JAKARTA - Mahasiswa Universitas Brawijaya menganalisis data yang diperoleh dari praktik pesugihan di Gunung Kawi. Mereka mengaitkannya dengan temuan awal menunjukkan keterkaitan yang signifikan antara ritual pesugihan Gunung Kawi dan kondisi psikologis pelakunya.
Meskipun demikian, penting untuk dicatat bahwa proses diagnosis resmi dari para ahli seperti psikiater atau psikolog masih diperlukan untuk memverifikasi gangguan mental yang dialami. Andini Laily Putri, mahasiswa Psikologi dari Universitas Brawijaya, menekankan dugaan sementara atau hipotesa dari pelaku ritual di Gunung Kawi erat kaitannya mengalami kondisi psikis, yang membuat halusinasi.
BACA JUGA:
“Ritual pesugihan Gunung Kawi erat kaitannya dengan kondisi psikis pelaku, bahkan kerabat terdekat pelaku turut mengalami halusinasi," ucap Andini dikutip Rabu (24/10/2023).
Mereka meneliti dari sudut pandang psikologis. Temuan ini juga dapat menjadi dasar untuk mengembangkan strategi rehabilitasi bagi pelaku pesugihan Gunung Kawi. Penelitian ini, mencoba membuka wawasan pada topik yang masih dianggap tabu di Indonesia, juga merupakan kontribusi berharga dari mahasiswa UB.
BACA JUGA:
Diprotes
Dampak dari penelitian tersebut, pihak yayasan mengirimkan surat somasi terbuka ke Universitas Brawijaya. Sebab ada beberapa substansi yang dinilai merugikan masyarakat di Desa Wonosari, dan pengelola Pesarean Gunung Kawi. Pasca surat terbuka itu, kedua belah pihak melalui Bagian Hukum Universitas Brawijaya dan yayasan diwakili oleh Juru Bicara Yayasan Ngesti Gondo, telah bertemu.
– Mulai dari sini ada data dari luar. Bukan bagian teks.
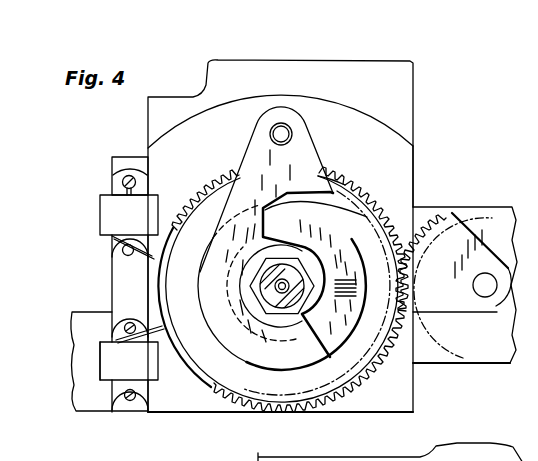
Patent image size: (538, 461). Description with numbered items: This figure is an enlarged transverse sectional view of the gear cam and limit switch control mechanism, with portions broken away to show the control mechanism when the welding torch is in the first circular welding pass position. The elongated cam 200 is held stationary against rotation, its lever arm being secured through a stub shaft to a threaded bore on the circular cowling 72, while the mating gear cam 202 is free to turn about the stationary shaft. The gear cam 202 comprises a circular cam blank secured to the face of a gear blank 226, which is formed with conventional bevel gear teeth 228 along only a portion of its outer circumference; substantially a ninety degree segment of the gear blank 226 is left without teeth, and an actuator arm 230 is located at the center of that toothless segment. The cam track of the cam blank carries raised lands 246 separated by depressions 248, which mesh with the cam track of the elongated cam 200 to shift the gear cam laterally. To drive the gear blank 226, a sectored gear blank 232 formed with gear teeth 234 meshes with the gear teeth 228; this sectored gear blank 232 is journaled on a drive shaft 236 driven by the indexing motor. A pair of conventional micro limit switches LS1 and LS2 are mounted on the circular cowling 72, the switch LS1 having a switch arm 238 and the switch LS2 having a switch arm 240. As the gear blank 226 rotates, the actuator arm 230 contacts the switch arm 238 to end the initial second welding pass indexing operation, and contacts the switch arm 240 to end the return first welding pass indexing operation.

Pertemuan pun dilanjutkan dengan menghadirkan para peneliti lima mahasiswa dengan pihak yayasan, dengan mengundang para Muspika Kecamatan Wonosari, pemerintah desa setempat, dan beberapa tokoh masyarakat di Desa Wonosari, Kecamatan Wonosari, Kabupaten Malang.
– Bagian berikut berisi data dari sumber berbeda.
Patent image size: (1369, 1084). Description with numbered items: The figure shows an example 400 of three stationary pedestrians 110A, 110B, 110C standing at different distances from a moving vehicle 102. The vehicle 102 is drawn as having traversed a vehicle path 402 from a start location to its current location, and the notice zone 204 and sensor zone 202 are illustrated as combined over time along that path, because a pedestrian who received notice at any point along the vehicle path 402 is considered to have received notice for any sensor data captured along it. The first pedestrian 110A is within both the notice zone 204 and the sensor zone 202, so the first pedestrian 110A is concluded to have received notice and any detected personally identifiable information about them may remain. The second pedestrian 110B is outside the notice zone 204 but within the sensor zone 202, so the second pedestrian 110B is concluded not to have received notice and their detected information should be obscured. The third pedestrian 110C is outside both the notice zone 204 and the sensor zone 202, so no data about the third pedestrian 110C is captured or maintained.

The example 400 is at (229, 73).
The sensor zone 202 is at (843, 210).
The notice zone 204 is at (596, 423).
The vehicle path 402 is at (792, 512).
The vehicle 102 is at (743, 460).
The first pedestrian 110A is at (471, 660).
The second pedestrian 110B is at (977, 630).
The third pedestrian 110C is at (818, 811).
Di sisi lain Kepala Divisi Hukum (Kadiv) Hukum Universitas Brawijaya Haru Permadi menyatakan, informasi yang beredar pasca penelitian ini memang terjadi kesalahpahaman, sebab lokasi penelitian terjadi di Keraton Gunung Kawi. Apalagi secara informasi pada mahasiswa belum maksimal memberikan informasi secara terbuka dan penelitiannya belum selesai secara menyeluruh.
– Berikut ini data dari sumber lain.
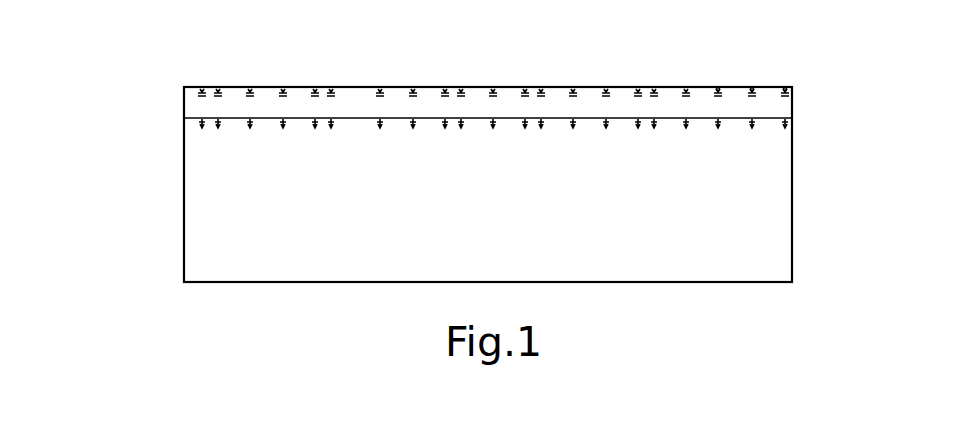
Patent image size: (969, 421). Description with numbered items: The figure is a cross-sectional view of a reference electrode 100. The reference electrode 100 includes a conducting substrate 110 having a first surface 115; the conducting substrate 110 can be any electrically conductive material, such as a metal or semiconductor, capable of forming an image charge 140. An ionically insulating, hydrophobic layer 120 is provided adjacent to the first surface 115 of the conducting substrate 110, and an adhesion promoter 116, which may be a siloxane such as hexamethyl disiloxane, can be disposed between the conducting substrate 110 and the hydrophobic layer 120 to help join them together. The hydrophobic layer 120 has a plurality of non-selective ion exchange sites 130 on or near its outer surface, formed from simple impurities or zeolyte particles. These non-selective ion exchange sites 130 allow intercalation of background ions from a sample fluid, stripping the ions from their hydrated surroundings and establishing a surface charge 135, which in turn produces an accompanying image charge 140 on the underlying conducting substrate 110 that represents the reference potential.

"Bisa jadi kesalahpahaman dalam pemberitaan yang dituangkan, atau pemberian informasi yang belum maksimal oleh mahasiswa, karena karyanya belum dipublikasikan secara resmi oleh mereka, sehingga belum komprehensi penelitiannya dan kesimpulannya," ucap Haru Permadi.
BACA JUGA:
Dari penelitian itu, pihaknya juga telah melakukan pertemuan dengan Yayasan Ngesti Gondo selaku pengelola Pesarean Gunung Kawi untuk menjelaskan duduk perkaranya. Dari hasil pertemuan itulah disepakati beberapa hal, salah satunya mencantumkan lokasi spesifik penelitian di Keraton Gunung Kawi.
"Penelitian tetap jalan, tapi misalnya ada data yang diambil tidak valid, tidak benar itu yang akan direvisi. Sebenarnya permintaan pemfokusan lokasi yang diteliti," kata Haru.